Cultes des 19 et 20 juin 2021

Samedi 19 juin

Temple Saint-Jean à 18h

Pasteure: Élisabeth Müller Renner

Culte des réfugiés

Dimanche 20 juin


Temple Farel à 9h45

Prédicatrice: Vy Tirman

Culte intergénérationnel

 

 

Impérativement respecter les dispositif mis en place dans le cadre du
COVID 19. Le port du masque est obligatoire durant toutes les cérémonies.
Se désinfecter les mains et s’inscrire à l’entrée.

Vous pouvez aussi écouter le Culte radiodiffusé sur Espace2. « informations »

Méditation mercredi 16 juin 2021

« Le royaume de Dieu est justice, paix et joie dans l’Esprit Saint. Viens Seigneur, et ouvre en nous les portes de ton royaume »
Soyez tous et toutes les bienvenus pour la méditation de ce jour d’été.

Pour nous mettre devant Dieu, créateur de tout qui vit, je vous invite à chanter ou à écouter le cantique « les cieux et la terre célèbrent en choeur.. », dans notre psautier : ALLELUIA 41/17

Je vous invite aujourd’hui à réfléchir sur la beauté et la confiance. Commençons par le texte biblique :

Dans l’évangile de Matthieu au chapitre 6 nous lisons aux versets 28 à 30 :
« Pourquoi vous inquiétez-vous au sujet des vêtements ? Observez comment poussent les fleurs des champs : elles ne travaillent pas et ne tissent pas des vêtements. Pourtant, je vous le dis, même Salomon, avec toute sa richesse, n’a pas eu de vêtements aussi beaux que l’une de ces fleurs »

TABLEAUX DU PEINTRE EMIL NOLDE

Laissez-moi poursuivre avec une histoire : Un vieil homme juif se trouve sur un balcon, un soir pendant un orage et regarde Jérusalem. Il était parti vivre en Israël après la guerre. Et pendant que les éclairs et le tonnerre déchirent le ciel, l’homme se souvient que dans l’enfer du camp, sa seule consolation était ce sur quoi les nazis n’avaient aucun pouvoir :le tonnerre, les éclairs, les étoiles, les nuages, le crépuscule, la pluie, le bleu du ciel, le vert des arbres plus loin, le jaune des rayons de soleil. Le fait que la nuit tombe et que le jour se lève. « C’est dans ce monde que je me suis transporté en pensées, chaque heure où j’étais éveillé », dit il.

MUSIQUE : Taizé : Qui regarde vers Dieu resplendira, sur son visage plus d’amertume

C’était alors le printemps en Galilée et les journées pluvieuses et plus chaudes avaient transformé lentement ce qui était desséché en étendues mouvantes et ondoyantes de fleurs de toutes espèces. Des anémones, des bleuets, des marguerites, des coquelicots, des lis blancs, des tulipes sauvages, de la camomille et au milieu-Jésus.

« Regardez les oiseaux du ciel, observez les lis des champs. »
Ces messagers ailés et libre du ciel, ces témoins de la vie qui nous enseigne.
Regardez donc derrière vos sécurités, vos armures à quel points ils évoluent sans protection dans le vent et s’élèvent dans les airs- calmes et sereins.
Regardez : la vie n’est pas une récompense pour une prestation fournie, elle n’est pas due à nos luttes et à nos peines. La vie est un don, une bénédiction, une promesse.

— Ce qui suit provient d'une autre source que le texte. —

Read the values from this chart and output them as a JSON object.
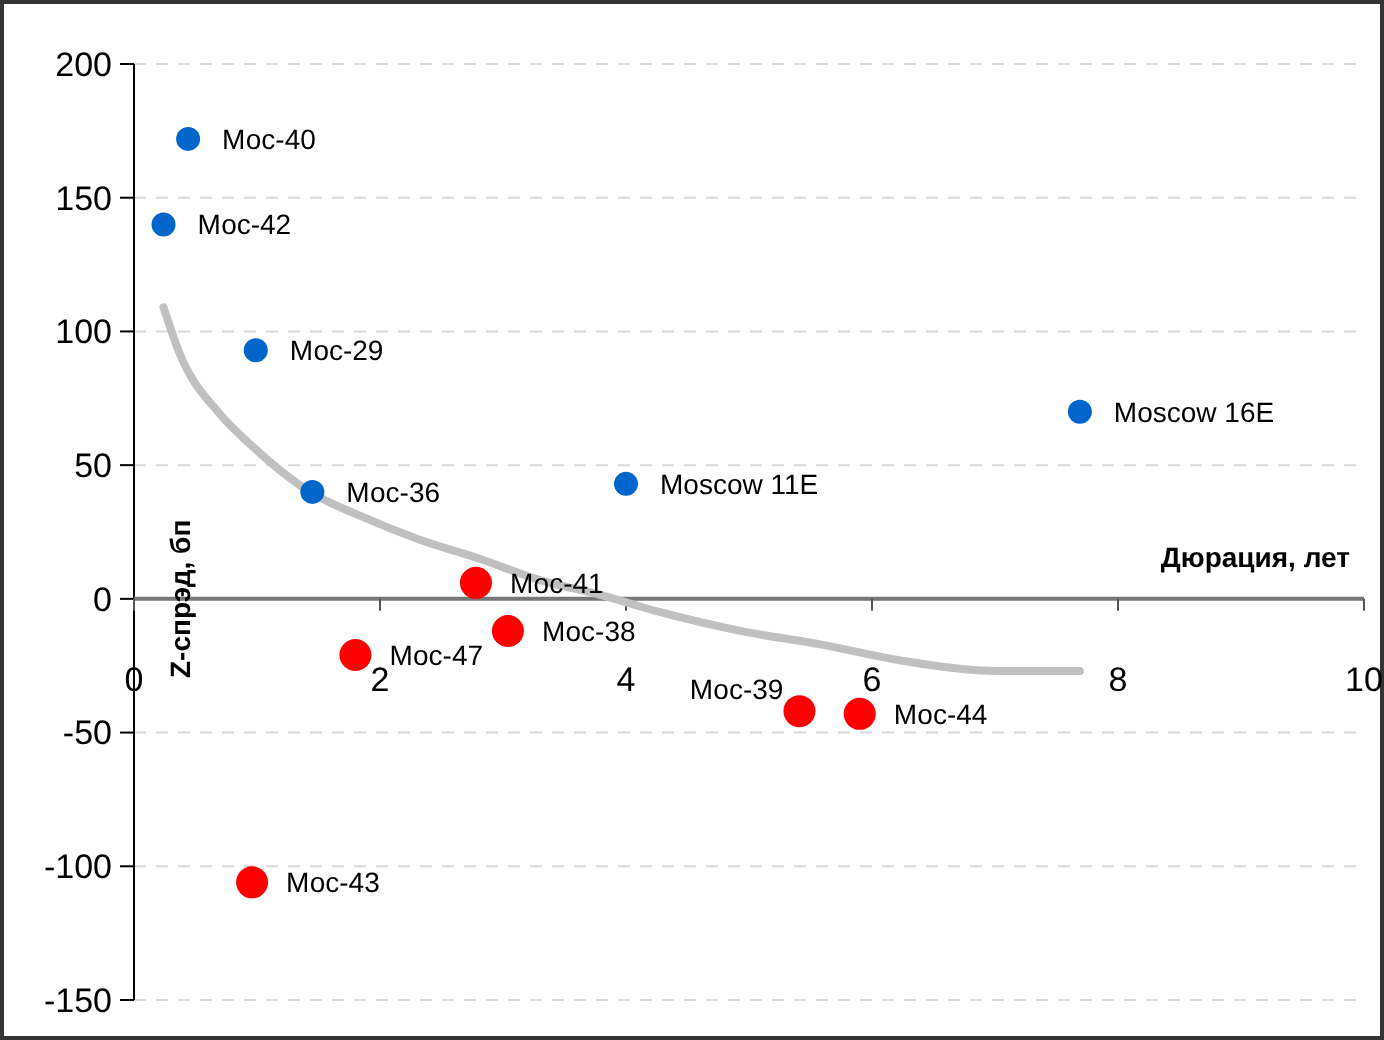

Regardez donc les lis dans les champs : il leur suffit d’être ce qu’ils sont et devraient être : les lis dans les champs ne se soucient pas d’être des roses ou des chênes.
Regardez encore : la vie signifie beaucoup plus qu’utilité et profit.
Et non, les déclarations à propos des lis des champs et des oiseaux n’ont rien à voir avec une vision romantique. Jésus n’appelle pas à la vie des fleurs et des oiseaux mais à prendre conscience de ce qui a été créé et des êtres créés. L’inquiétude à propos de nos lendemains nous empêche parfois de voir la beauté du monde et sa souffrance criante.
C’est pourquoi : regardez, regardez bien et comprenez.

Ecoutons maintenant la chanson de Josh Groban, You raise me up.

Le vieux juif qui se tient de nuit sur sa terrasse qui surplombe Jérusalem a trouvé une consolation dans ce qui échappait à la monstruosité et à l’injustice. Même si nous avons l’impression que rien ne s’améliore, la Terre conserve son souffle. Et la beauté, la chose apparemment la plus inutile dont le ciel s’est paré continue à rayonner de mille éclats. Et la bonté qui cherche à préserver notre maison commune pour tous et tout ce qui respire ne s’épuisera jamais.